The legacy components of the system have been extensively extended during the years, and the new parts and paths developed since I joined the company in 2012 always followed a classic pattern which you may recognize from several IoT designs:
  •   Field devices -> Queue (Inbox/Outbox)
  •   Queue -> Processing -> SQL
  •   Commands -> Queue (Inbox) <- Device
  
More precisely:
  • Field devices communicate to a "central" server, which just collects the data, buffers them on a durable (temporary) store. Little or no processing here (basics validation only)
  • On different machines, "consume" the items in the temporary store: pull things from there, persist each event in an "append-only" data store (Event Sourcing)
  • Process the events: generate domain objects through a series of steps (3), from the append-only store events to the final objects persisted in SQL tables (Pipes and Filters)
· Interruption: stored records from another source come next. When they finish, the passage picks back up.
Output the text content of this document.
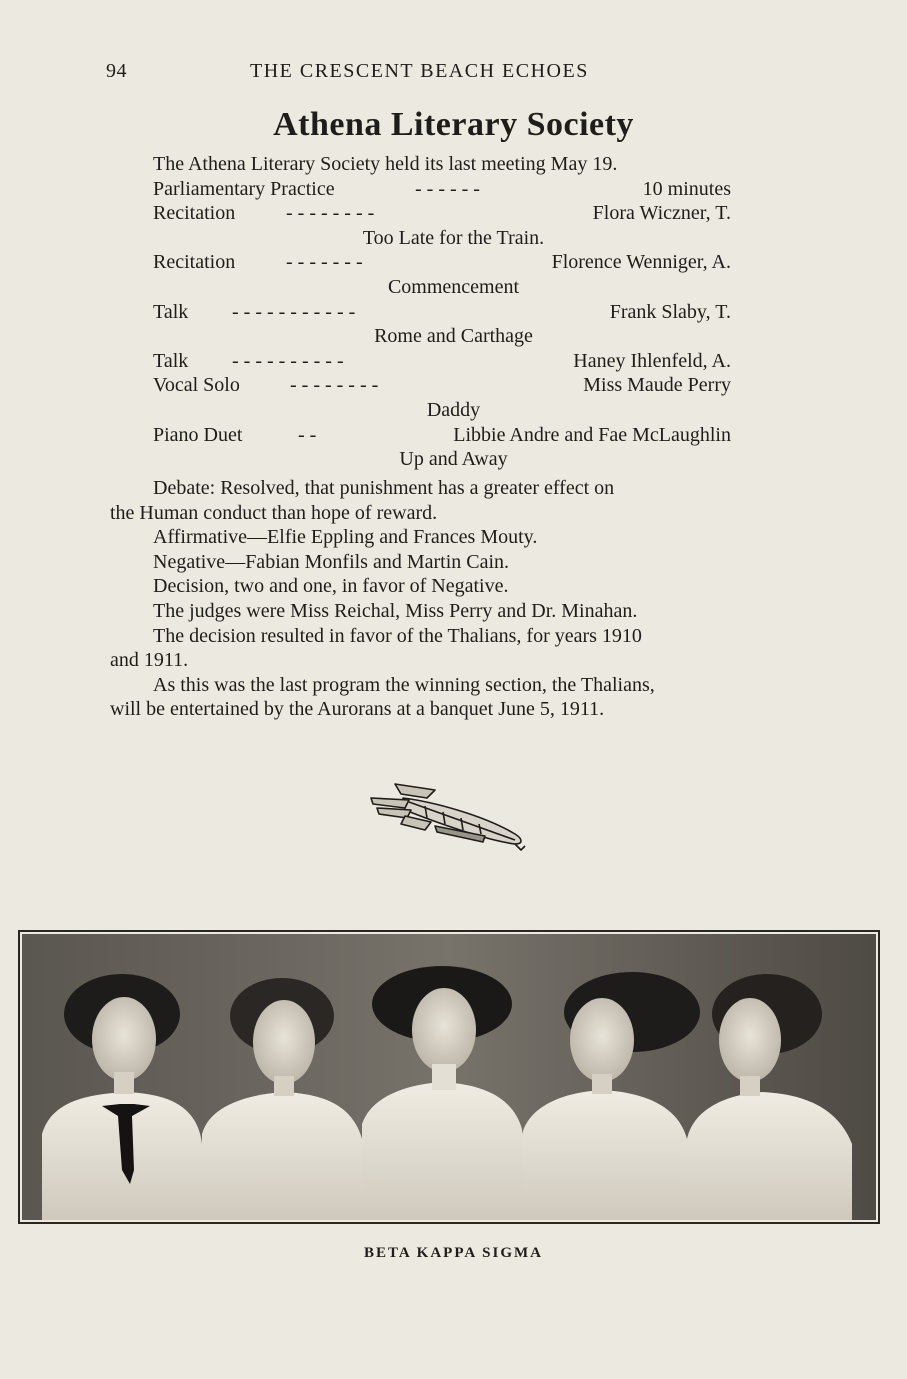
94	THE CRESCENT BEACH ECHOES
Athena Literary Society
The Athena Literary Society held its last meeting May 19.
Parliamentary Practice	- - - - - -	10 minutes
Recitation	- - - - - - - -	Flora Wiczner, T.
Too Late for the Train.
Recitation	- - - - - - -	Florence Wenniger, A.
Commencement
Talk - - - - - - - - - - -	Frank Slaby, T.
Rome and Carthage
Talk - - - - - - - - - -	Haney Ihlenfeld, A.
Vocal Solo	- - - - - - - -	Miss Maude Perry
Daddy
Piano Duet	- -	Libbie Andre and Fae McLaughlin
Up and Away
Debate: Resolved, that punishment has a greater effect on
the Human conduct than hope of reward.
Affirmative—Elfie Eppling and Frances Mouty.
Negative—Fabian Monfils and Martin Cain.
Decision, two and one, in favor of Negative.
The judges were Miss Reichal, Miss Perry and Dr. Minahan.
The decision resulted in favor of the Thalians, for years 1910
and 1911.
As this was the last program the winning section, the Thalians,
will be entertained by the Aurorans at a banquet June 5, 1911.
BETA KAPPA SIGMA
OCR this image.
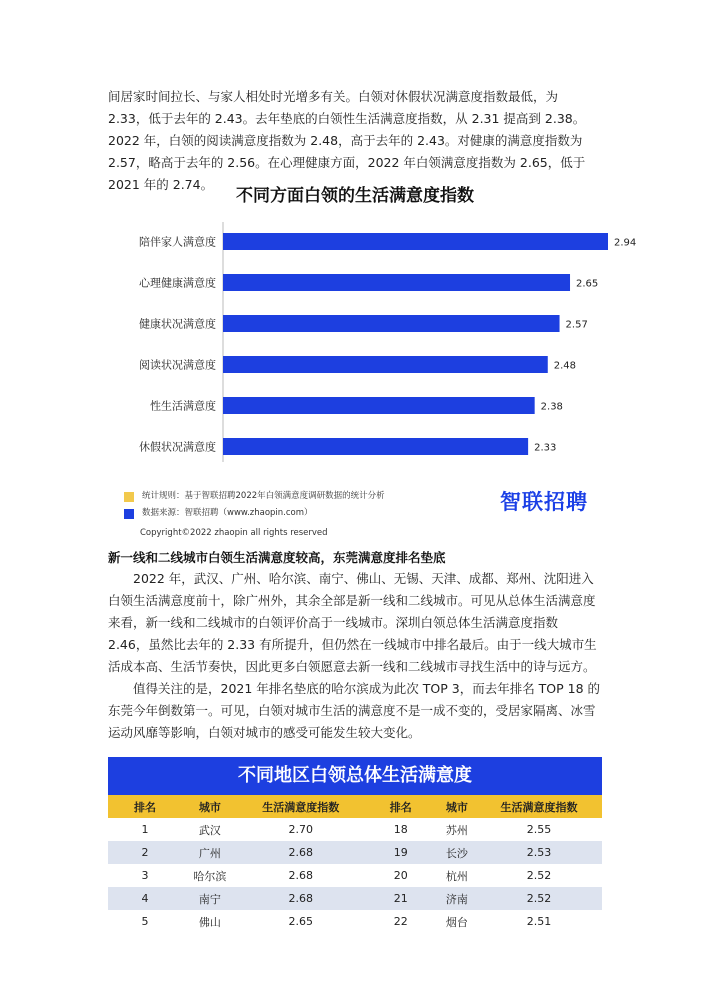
间居家时间拉长、与家人相处时光增多有关。白领对休假状况满意度指数最低，为 2.33，低于去年的 2.43。去年垫底的白领性生活满意度指数，从 2.31 提高到 2.38。2022 年，白领的阅读满意度指数为 2.48，高于去年的 2.43。对健康的满意度指数为 2.57，略高于去年的 2.56。在心理健康方面，2022 年白领满意度指数为 2.65，低于 2021 年的 2.74。

不同方面白领的生活满意度指数
陪伴家人满意度	2.94
心理健康满意度	2.65
健康状况满意度	2.57
阅读状况满意度	2.48
性生活满意度	2.38
休假状况满意度	2.33
统计规则：基于智联招聘2022年白领满意度调研数据的统计分析
数据来源：智联招聘（www.zhaopin.com）	智联招聘
Copyright©2022 zhaopin all rights reserved
新一线和二线城市白领生活满意度较高，东莞满意度排名垫底

2022 年，武汉、广州、哈尔滨、南宁、佛山、无锡、天津、成都、郑州、沈阳进入白领生活满意度前十，除广州外，其余全部是新一线和二线城市。可见从总体生活满意度来看，新一线和二线城市的白领评价高于一线城市。深圳白领总体生活满意度指数 2.46，虽然比去年的 2.33 有所提升，但仍然在一线城市中排名最后。由于一线大城市生活成本高、生活节奏快，因此更多白领愿意去新一线和二线城市寻找生活中的诗与远方。

值得关注的是，2021 年排名垫底的哈尔滨成为此次 TOP 3，而去年排名 TOP 18 的东莞今年倒数第一。可见，白领对城市生活的满意度不是一成不变的，受居家隔离、冰雪运动风靡等影响，白领对城市的感受可能发生较大变化。

不同地区白领总体生活满意度
排名	城市	生活满意度指数	排名	城市	生活满意度指数
1	武汉	2.70	18	苏州	2.55
2	广州	2.68	19	长沙	2.53
3	哈尔滨	2.68	20	杭州	2.52
4	南宁	2.68	21	济南	2.52
5	佛山	2.65	22	烟台	2.51
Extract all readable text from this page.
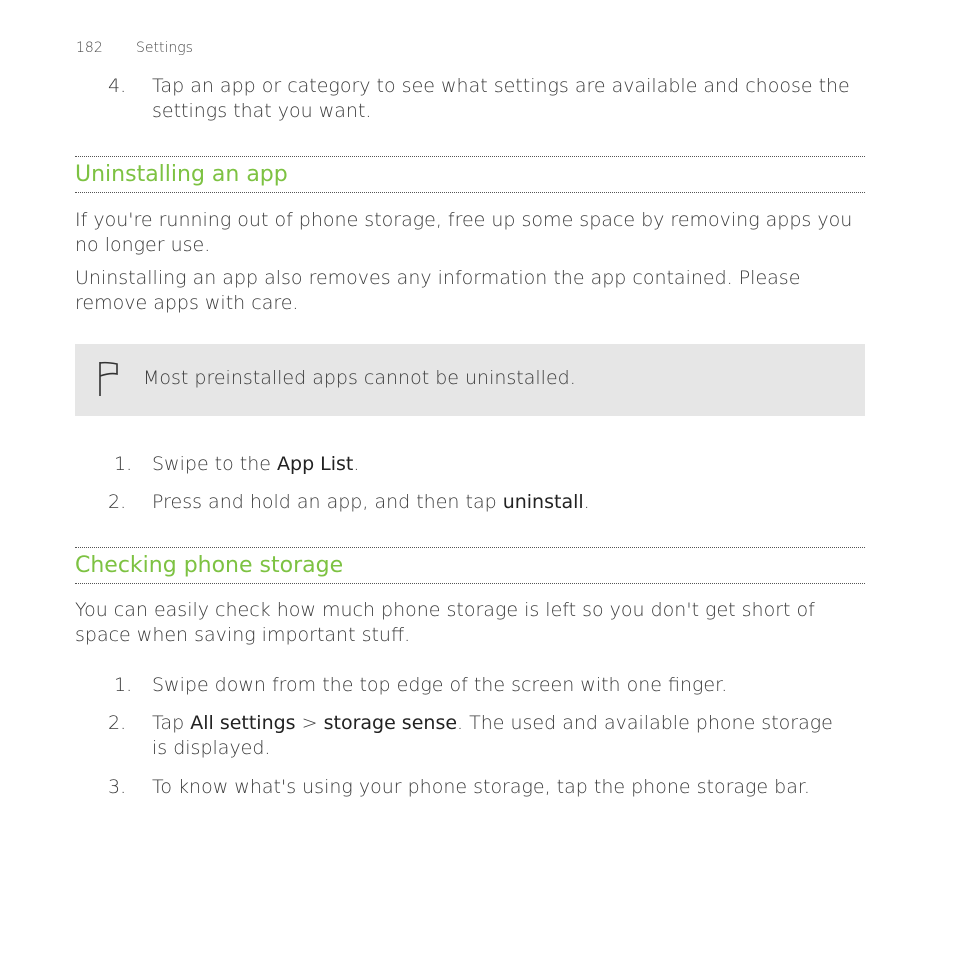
182 Settings
4.	Tap an app or category to see what settings are available and choose the settings that you want.
Uninstalling an app
If you're running out of phone storage, free up some space by removing apps you no longer use.
Uninstalling an app also removes any information the app contained. Please remove apps with care.
Most preinstalled apps cannot be uninstalled.
1.	Swipe to the App List.
2.	Press and hold an app, and then tap uninstall.
Checking phone storage
You can easily check how much phone storage is left so you don't get short of space when saving important stuff.
1.	Swipe down from the top edge of the screen with one finger.
2.	Tap All settings > storage sense. The used and available phone storage is displayed.
3.	To know what's using your phone storage, tap the phone storage bar.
  • Generate "synthesized" data for reporting and statistics queries (Materialized View)
The back-end is already decomposed in several "medium" services: not really "micro" services, but several HTTP-based services talking through a REST API.
These services are already quite robust: they have to, since they are already exposed to the Internet. In particular, they implement Cache-aside for performance, Circuit Breaker/Retry with exp. backoff when they talk to external services (and, in most cases, even when they talk internally to each other), sharding for big data, throttling for some of the public-facing APIs.

Technically, the challenge is so interesting. The architecture is really apt to be ported to the cloud, but to make it really competitive (and to minimize running costs), some pieces will have to be rewritten.
To make the transition as smooth as possible, initially most of the pieces will be less than optimal (mostly IaaS - VMs, SQL storage where NoSQL/Cloud storage would suffice, Compute instances, ..) but will be slowly rewritten to be more efficient, more "cloudy" (App Fabric, Tables, Functions, ...).

Really excited to have begun this journey!